On 09/08/2013 11:23 AM, Richard Bair wrote:
I mean, it looks like it is working for a few seconds,
but then as the memory fills with the Canvas backlog it can lead to the GC
using a lot more CPU, thus reducing the ability for Canvas to process its
command queue even further, well it just collapses in on itself  and dies.
Forking the thread.

The problem with Canvas is that if you have a canvas and you scribble on it, 
and then scribble on it some more, and then scribble on it some more, then in 
order for us to get the right result in the end, we need to replay all those 
scribbles in order. If pulses are not happening, we still need to remember 
these scribbles so we can draw the right result.

BUT, if you issue a command to the canvas which will cause it to "clear" all 
its contents, then we could throw away any previously buffered data. Right now the only 
way to do that would be a fillRect with a solid fill where the fillRect encompasses the 
entire canvas area, or a clearRect where the clearRect encompasses the entire canvas area.

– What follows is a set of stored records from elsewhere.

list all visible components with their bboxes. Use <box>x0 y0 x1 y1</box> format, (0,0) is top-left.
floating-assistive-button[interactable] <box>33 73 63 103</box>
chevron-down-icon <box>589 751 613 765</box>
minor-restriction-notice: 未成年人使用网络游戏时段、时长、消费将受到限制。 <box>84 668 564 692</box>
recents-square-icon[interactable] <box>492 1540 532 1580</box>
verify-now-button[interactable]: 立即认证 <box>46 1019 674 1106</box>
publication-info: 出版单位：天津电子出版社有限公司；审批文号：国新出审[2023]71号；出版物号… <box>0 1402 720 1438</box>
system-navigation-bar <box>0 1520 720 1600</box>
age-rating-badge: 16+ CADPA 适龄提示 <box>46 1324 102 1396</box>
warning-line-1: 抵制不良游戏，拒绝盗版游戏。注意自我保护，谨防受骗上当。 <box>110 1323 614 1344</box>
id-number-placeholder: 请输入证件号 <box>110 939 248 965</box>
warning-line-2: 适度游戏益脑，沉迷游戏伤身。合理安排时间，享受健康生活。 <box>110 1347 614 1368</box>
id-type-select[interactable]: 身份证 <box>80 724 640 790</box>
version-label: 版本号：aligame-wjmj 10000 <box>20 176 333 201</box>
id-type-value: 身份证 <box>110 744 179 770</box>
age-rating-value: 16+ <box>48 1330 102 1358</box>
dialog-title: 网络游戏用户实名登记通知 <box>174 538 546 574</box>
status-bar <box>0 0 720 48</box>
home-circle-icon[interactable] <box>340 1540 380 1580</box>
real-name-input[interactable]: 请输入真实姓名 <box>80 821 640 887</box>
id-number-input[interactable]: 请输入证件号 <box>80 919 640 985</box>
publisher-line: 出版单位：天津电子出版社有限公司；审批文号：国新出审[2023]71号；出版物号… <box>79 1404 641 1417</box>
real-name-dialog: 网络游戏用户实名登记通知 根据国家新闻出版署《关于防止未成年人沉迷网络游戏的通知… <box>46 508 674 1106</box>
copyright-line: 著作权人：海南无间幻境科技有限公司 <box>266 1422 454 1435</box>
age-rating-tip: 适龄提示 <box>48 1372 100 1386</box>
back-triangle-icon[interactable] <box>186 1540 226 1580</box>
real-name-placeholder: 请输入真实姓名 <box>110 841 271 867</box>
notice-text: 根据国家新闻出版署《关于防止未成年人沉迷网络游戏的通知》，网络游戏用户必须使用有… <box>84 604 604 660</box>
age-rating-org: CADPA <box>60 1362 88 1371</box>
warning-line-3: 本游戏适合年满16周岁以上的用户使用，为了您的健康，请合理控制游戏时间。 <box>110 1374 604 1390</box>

This seems like a very simple fix. GraphicsContext.clearRect and GraphicsContext.fillRect should 
both (under the right conditions) throw away the previously buffered commands. Then all you have to 
do is be sure to make one of these calls (likely just a clearRect) before each frame, and we'll 
never buffer more than a single frame's worth of data. We could also add a "clear" method 
which is "clearRect(0, 0, w, h)" to make this more foolproof, and then document it as a 
best practice to clear the canvas before each rendering if you intend to redraw the entire thing on 
each frame.

If you're making use of manually operated "dirty rects" so that you only clear the 
damaged area to repaint, then we couldn't employ this technique and we'd have to buffer 'till 
kingdom come. So we still need a mechanism exposed in the scene graph of "liveness" and 
associated events so that when the scene is no longer live (for example, when minimized) you could 
stop your animation timer, but for your specific media use case this isn't as important.